"By the Tertasse Gate," he explained. "There were but two men on guard, and they were asleep. I passed them unseen, climbed the stairs to the leads—I have been up twice before—and crossed the roofs. I knew I could come this way unseen, and if I had come by the door——"

She understood and cut him short. "Then go as you came and rouse the watch in the gate!" she cried feverishly. "Rouse them and all, and Heaven grant you be not too late! Go, Claude, for the love of me, for the love of God, go quickly!" Her hands on his arm shook with eagerness. "So that, if there be treachery here——"

"There is treachery!" he said darkly. "Grio——"

"We at least shall have no part in it! You will go? You will go?" she repeated, clinging to his arm, trembling against him, looking up to him with eyes which he could not resist. Love wrestled here, on the higher, the nobler, the unselfish side, and came the stronger out of the contest. There were tears in his eyes as he answered.

"I will go. You are right, Anne. But you will be alone."

"I run no greater risk than others," she answered. He held her to him, and their lips met once. And in that instant, her heart beating against his, she comprehended to what she was sending him, into what peril of life, into what a dark hell of force and fire and blood; and her arms clung to him as if she could not let him go. Then, "Go, and God keep you!" she murmured in a choked voice. And she thrust him from her.

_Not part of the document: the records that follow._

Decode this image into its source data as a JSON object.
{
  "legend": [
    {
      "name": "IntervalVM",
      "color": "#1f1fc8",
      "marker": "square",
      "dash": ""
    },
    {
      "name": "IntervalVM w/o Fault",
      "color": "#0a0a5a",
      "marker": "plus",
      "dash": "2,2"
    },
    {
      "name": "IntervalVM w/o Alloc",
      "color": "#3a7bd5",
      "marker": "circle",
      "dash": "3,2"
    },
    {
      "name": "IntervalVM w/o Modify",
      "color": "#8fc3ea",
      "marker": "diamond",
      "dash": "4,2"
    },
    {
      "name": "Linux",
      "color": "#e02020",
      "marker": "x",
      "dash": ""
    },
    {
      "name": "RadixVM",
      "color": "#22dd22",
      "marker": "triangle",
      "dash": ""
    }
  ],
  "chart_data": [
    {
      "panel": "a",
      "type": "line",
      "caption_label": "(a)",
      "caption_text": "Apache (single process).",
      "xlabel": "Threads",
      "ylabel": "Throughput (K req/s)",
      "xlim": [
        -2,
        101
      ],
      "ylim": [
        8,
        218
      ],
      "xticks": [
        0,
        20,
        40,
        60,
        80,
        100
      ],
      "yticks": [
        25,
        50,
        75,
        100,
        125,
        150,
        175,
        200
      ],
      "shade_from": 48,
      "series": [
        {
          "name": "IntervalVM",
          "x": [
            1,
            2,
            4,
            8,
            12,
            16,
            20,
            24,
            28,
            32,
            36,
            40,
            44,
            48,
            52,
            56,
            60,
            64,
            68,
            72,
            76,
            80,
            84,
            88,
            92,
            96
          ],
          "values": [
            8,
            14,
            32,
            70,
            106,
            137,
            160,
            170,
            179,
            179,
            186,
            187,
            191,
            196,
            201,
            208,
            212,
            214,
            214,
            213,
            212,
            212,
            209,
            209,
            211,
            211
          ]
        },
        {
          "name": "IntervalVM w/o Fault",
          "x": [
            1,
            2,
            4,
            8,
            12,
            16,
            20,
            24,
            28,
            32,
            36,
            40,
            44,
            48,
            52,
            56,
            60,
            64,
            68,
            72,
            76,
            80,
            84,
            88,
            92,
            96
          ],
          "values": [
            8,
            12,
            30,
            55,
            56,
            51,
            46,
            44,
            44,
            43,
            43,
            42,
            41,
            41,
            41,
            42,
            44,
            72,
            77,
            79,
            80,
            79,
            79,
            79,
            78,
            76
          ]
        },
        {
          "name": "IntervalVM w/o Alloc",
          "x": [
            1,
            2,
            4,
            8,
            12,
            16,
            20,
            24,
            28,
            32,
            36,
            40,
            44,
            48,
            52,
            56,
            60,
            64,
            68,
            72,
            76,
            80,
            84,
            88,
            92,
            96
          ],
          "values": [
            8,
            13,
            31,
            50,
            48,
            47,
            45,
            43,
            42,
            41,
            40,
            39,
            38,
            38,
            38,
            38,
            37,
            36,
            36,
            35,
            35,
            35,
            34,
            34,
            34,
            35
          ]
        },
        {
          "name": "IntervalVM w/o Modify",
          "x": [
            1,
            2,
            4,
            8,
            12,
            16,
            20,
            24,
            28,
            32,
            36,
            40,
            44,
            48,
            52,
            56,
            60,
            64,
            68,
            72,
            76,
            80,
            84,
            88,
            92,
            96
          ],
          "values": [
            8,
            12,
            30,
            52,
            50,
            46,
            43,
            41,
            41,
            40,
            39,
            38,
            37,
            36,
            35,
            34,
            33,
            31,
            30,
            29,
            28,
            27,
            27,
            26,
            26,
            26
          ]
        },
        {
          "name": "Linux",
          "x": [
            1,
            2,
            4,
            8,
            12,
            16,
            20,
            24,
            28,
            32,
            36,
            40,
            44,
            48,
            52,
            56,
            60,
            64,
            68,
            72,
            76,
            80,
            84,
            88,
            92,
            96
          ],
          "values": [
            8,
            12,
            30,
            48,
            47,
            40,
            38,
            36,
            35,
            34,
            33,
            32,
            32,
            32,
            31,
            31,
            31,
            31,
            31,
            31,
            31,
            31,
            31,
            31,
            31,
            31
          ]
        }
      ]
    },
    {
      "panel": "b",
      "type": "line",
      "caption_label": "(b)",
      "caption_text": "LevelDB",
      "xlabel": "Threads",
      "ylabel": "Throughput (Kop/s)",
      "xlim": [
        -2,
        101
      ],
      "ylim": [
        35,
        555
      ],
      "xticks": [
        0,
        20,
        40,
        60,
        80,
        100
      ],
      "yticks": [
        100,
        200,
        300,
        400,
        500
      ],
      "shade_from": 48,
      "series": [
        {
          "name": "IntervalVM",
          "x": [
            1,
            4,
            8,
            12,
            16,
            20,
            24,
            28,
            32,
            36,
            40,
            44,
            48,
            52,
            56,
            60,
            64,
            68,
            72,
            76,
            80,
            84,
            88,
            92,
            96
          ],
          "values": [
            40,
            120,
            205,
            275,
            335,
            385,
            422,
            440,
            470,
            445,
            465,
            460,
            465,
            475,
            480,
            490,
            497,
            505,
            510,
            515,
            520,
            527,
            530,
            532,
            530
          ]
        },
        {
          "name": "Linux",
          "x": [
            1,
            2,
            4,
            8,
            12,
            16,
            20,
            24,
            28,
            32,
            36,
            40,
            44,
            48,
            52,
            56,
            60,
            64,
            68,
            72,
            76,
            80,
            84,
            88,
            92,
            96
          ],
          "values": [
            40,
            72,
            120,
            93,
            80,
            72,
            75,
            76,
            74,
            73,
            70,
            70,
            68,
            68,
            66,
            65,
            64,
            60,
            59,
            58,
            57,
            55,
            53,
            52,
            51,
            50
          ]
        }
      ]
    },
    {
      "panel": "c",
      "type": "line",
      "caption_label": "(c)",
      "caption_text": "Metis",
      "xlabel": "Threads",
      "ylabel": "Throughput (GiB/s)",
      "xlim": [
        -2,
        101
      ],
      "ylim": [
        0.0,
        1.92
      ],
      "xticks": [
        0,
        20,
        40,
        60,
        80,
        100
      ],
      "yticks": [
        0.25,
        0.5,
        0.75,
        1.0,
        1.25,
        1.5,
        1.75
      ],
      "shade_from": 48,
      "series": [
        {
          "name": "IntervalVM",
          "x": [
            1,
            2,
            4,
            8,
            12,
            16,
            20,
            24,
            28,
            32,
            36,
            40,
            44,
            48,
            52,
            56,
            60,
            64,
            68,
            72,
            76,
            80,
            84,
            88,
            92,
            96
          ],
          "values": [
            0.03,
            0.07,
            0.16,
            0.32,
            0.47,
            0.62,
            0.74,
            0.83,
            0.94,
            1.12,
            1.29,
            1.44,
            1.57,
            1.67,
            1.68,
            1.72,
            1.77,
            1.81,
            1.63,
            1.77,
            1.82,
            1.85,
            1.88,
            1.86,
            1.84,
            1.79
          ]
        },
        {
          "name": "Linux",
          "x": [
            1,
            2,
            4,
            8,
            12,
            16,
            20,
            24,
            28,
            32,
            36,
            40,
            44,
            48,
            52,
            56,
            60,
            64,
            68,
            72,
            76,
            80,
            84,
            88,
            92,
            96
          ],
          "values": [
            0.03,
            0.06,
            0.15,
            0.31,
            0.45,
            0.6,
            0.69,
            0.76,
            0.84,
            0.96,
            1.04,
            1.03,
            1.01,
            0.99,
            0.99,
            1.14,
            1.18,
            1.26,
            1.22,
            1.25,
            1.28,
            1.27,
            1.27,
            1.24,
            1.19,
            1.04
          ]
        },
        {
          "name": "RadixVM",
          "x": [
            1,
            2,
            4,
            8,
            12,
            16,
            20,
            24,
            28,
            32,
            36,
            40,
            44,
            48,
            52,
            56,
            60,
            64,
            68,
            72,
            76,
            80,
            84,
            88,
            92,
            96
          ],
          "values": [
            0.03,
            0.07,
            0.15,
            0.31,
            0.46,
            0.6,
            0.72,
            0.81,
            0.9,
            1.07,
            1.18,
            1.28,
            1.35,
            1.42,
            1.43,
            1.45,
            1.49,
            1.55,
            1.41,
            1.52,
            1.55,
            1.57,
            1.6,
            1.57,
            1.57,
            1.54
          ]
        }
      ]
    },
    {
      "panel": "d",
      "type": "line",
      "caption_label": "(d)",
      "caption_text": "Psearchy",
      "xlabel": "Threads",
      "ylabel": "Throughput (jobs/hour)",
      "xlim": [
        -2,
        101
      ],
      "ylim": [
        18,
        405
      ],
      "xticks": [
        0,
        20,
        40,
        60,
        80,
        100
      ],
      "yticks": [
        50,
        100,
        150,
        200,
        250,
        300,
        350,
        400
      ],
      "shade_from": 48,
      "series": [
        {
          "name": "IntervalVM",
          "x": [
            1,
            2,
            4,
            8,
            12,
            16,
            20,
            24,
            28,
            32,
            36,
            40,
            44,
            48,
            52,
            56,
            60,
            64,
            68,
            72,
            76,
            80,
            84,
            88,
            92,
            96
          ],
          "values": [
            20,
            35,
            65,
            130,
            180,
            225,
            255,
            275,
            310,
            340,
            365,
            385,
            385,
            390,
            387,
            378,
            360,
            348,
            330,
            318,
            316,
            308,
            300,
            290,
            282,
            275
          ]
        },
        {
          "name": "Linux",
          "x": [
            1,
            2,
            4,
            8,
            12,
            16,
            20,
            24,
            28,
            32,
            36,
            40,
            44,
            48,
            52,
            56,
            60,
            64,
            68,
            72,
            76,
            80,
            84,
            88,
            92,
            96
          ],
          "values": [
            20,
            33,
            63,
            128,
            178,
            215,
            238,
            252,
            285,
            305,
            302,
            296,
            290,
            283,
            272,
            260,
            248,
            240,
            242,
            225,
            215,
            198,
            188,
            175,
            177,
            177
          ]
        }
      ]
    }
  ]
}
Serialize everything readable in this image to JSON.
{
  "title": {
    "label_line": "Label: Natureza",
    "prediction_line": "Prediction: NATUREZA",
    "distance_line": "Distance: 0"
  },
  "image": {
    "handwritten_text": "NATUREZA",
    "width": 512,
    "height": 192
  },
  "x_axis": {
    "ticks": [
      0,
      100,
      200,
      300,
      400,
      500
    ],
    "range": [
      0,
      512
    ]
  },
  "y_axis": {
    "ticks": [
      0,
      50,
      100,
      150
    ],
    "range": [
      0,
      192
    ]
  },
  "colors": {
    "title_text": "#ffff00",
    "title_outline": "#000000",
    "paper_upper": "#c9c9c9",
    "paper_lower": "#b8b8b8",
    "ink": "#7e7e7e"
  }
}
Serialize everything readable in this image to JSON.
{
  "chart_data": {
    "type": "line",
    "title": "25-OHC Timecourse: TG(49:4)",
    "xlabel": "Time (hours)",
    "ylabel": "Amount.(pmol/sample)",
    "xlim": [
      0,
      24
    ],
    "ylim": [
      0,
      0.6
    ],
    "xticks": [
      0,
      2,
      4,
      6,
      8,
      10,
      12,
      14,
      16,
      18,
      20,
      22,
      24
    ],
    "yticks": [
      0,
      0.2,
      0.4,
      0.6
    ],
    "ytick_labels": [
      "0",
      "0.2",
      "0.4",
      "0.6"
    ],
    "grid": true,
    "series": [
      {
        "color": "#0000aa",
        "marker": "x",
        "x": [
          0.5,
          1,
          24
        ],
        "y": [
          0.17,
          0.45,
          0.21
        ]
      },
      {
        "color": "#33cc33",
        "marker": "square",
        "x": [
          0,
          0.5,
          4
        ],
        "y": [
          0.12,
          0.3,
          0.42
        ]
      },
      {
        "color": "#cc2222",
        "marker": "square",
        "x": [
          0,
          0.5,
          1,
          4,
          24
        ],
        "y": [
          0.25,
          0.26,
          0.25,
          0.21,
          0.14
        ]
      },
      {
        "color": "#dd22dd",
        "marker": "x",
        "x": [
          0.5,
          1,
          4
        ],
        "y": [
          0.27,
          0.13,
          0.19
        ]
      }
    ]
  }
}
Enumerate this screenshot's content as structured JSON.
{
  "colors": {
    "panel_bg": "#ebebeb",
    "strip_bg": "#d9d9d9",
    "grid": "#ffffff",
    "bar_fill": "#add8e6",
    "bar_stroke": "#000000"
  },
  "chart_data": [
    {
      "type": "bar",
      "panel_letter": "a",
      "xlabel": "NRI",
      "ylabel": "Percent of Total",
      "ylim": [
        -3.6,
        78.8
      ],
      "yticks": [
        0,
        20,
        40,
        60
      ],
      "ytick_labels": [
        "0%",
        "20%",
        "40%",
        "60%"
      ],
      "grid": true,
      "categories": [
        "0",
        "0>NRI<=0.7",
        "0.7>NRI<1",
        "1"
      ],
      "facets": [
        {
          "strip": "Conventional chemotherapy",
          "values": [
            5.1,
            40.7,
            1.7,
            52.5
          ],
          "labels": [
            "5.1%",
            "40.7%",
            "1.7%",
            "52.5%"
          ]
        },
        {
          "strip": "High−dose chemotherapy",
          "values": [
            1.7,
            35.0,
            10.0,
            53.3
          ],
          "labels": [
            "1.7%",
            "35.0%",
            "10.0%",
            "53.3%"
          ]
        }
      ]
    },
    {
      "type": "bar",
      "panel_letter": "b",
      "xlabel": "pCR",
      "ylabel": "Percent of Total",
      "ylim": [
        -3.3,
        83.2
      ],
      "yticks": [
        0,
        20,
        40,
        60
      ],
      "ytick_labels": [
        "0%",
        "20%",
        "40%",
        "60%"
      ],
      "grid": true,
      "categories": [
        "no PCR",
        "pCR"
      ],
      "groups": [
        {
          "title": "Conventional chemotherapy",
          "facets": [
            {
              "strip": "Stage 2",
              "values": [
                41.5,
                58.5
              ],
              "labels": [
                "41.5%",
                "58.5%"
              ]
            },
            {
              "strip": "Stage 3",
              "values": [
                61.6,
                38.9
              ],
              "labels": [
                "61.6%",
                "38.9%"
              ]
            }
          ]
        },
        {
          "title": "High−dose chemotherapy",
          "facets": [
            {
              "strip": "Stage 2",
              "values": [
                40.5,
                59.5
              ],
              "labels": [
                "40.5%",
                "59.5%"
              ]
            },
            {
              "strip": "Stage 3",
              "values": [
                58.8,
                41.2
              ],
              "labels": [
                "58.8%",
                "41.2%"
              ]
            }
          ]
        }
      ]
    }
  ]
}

A moment later he was on the roof, and she was kneeling where he had left her, bowed down, with her face on the bare stairs in an agony of prayer for him. But not for long; she had her part to do. She hurried down to the living-room and made sure that the strong shutters were secured; then up to Basterga's room and to Grio's, and as far as her strength went she piled the furniture against the iron-barred casements that looked on to the ramparts. While she worked her ears listened for the alarm, but, until she had finished and was ascending with the light to her mother's room she heard nothing. Then a distant cry, a faint challenge, the drum-drum of running feet, a second cry—and silence. It might be his death-cry she had heard; and she stood with a white face, shivering, waiting, bearing the woman's burden of suspense. To lie down by her mother was impossible; rapine, murder, fire, all the horrors, all the perils of a city taken by surprise, crowded into her mind. Yet they moved her not so much as the dangers he ran, whom she had sent forth to confront them, whom she had plucked from her own breast that he might face them!

Meanwhile, Claude, after gaining the tiles, paused a moment to consider his next step. Far below him, on the narrow, black triangle of the Corraterie, lay the Savoyards, some three hundred in number, who had scaled the wall. Out of the darkness of the plain, beyond and below them, rose the faint, distant quacking of alarmed ducks, proving that others of the enemy moved there. Even as he listened, the whirr of a wild goose winging its flight over the city came to his ear. On his left, with a dim oil lamp marking, here or there, the meeting of four ways, the town slept unsuspicious, recking nothing of the fate prepared for it.

It was a solemn moment, and Claude on the roof under the night sky, felt it to be so. Restored to his higher self, he breathed a prayer for guidance and for her, and was as eager now as he had before been cold. But not the less for that did he ply the wits that, working freely in this hour of peril, proved him one of those whom battle owns for master. He had gathered enough, lying on his face in the bastion, to feel sure that the forlorn hope which had gained a footing on the wall would not move until the arrival of the main body whom it was its plan to admit by the Porte Neuve. To carry the alarm to the Porte Neuve, therefore, and secure that gate, seemed to be the first and most urgent step; since to secure the Tertasse and the other inner gates would be of little avail, if the main body of the enemy were once in possession of the ramparts. The course that at first sight seemed the most obvious—to enter the town, give the alarm at the town hall, and set the tocsin ringing—he rejected; for while the town was arming, the three hundred who had entered might seize the Porte Neuve, and so secure the entrance of the main body.

These calculations occupied no more than a few seconds: then, his mind made up to the course he must pursue, he crawled as quickly, but also as quietly, as he could along the dark parapets until he gained the leads of the Tertasse. Safe so far, he proceeded, with equal or greater caution, to descend the narrow cork-screw staircase, that led to the guard-room on the ground floor.